Closed mattdangerw closed 5 months ago

mattdangerw commented 5 months ago

This PR grew as I was writing it, and now tries out a number of new things:

  1. Exposed base classes. Sets us on a path for better documentation, a more "introspectable" library, and allow sub-classing.
  2. Enable from_preset() on base classes for any subclass. This gives us similar functionality to "auto classes" in huggingface, without the extra overhead of needing a new symbol.
  3. An ability to register new tasks/backbones/tokenizers from out of tree code with keras.saving.register_keras_serializable().

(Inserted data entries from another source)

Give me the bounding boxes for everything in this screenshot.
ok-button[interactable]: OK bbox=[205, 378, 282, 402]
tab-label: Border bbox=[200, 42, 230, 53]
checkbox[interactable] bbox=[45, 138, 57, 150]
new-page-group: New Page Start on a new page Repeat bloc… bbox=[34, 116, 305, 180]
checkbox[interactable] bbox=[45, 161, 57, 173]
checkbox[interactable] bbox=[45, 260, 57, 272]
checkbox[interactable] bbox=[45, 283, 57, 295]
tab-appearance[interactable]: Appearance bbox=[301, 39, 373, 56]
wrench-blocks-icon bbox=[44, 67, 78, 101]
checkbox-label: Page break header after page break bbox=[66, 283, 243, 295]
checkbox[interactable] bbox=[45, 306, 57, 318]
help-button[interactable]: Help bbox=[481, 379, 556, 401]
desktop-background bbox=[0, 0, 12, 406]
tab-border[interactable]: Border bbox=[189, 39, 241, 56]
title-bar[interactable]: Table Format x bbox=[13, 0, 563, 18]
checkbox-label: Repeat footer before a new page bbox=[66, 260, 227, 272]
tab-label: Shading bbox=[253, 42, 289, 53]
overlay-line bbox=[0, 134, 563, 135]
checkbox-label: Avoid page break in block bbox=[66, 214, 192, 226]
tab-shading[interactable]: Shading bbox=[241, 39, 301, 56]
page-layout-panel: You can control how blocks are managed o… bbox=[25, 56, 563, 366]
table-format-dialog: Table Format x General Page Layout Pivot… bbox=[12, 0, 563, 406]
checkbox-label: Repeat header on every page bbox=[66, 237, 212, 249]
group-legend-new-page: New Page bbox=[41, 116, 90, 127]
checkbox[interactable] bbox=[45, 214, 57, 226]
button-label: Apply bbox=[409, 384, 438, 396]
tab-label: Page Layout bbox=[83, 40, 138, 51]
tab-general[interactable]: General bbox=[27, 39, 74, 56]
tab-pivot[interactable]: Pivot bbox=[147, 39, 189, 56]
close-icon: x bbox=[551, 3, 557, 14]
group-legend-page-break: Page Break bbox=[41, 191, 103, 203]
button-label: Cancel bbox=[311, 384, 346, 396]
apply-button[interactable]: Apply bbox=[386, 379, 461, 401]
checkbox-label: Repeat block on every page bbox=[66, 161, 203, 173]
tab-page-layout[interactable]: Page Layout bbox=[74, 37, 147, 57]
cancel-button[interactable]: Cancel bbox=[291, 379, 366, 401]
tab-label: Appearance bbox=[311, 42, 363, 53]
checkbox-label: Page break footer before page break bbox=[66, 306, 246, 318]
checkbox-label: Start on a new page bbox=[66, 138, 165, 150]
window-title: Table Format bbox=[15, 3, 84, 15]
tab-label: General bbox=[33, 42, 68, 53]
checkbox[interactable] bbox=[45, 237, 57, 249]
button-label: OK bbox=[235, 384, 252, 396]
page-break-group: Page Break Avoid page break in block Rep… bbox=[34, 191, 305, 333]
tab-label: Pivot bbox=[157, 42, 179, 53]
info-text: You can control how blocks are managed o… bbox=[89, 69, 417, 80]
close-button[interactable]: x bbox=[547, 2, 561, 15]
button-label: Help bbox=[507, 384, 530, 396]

Colab playground: https://colab.research.google.com/gist/mattdangerw/da885f050fa8baef9b4f9a4ec68d6567/kerasnlp-base-classes.ipynb

fchollet commented 5 months ago

Exposed base classes. Sets us on a path for better documentation, a more "introspectable" library, and allow sub-classing.

Sure, that's definitely a great addition.

Enable from_preset() on base classes for any subclass. This gives us similar functionality to "auto classes" in huggingface, without the extra overhead of needing a new symbol.

Makes perfect sense as well.

An ability to register new tasks/backbones/tokenizers from out of tree code with keras_nlp.utils.register_preset_class().

Why does this need to be special cased? Wouldn't register_keras_serializable just work?

ValueError: Preset has type MistralTokenizer which is not a a subclass or equal to calling class BertTokenizer. Call from_preset directly on MistralTokenizer instead.

To help with debugging, provide all and any bits of relevant information, e.g. Preset 'kaggle://keras/mistral/keras/mistral_7b_en' has type MistralTokenizer ... -- helps parsing error messages. Otherwise it takes a few seconds of pondering to figure out what "preset" refers to.

Likewise "Call MistralTokenizer.from_preset('kaggle://keras/mistral/keras/mistral_7b_en' ) directly instead" -- now you just need to copy/paste that code.

mattdangerw commented 5 months ago

Why does this need to be special cased? Wouldn't register_keras_serializable just work?

Good question. In short I think it could with keras.saving.get_custom_objects(). But that would mean occasionally needing to walk the full list of custom objects to discover what is registered. E.g. if we are looking for a classifier that can load a FooBarBackbone, we would need to walk all custom objects until we find a classifier subclass where classifier.backbone_cls == FooBarBackbone.

But in practice that's probably negligible compared to the real slowdowns here (allocating memory for a llm, downloading weights, reading weights for a file, etc). I will play around with this.

mattdangerw commented 5 months ago

Reworked out subclassing experience to be as smooth as possible.

mattdangerw commented 5 months ago

Ok this turned into quite the project, but think this is ready for review.

Most of the diff is from trying to clean up our subclass experience by removing cruft of the subclasses themselves.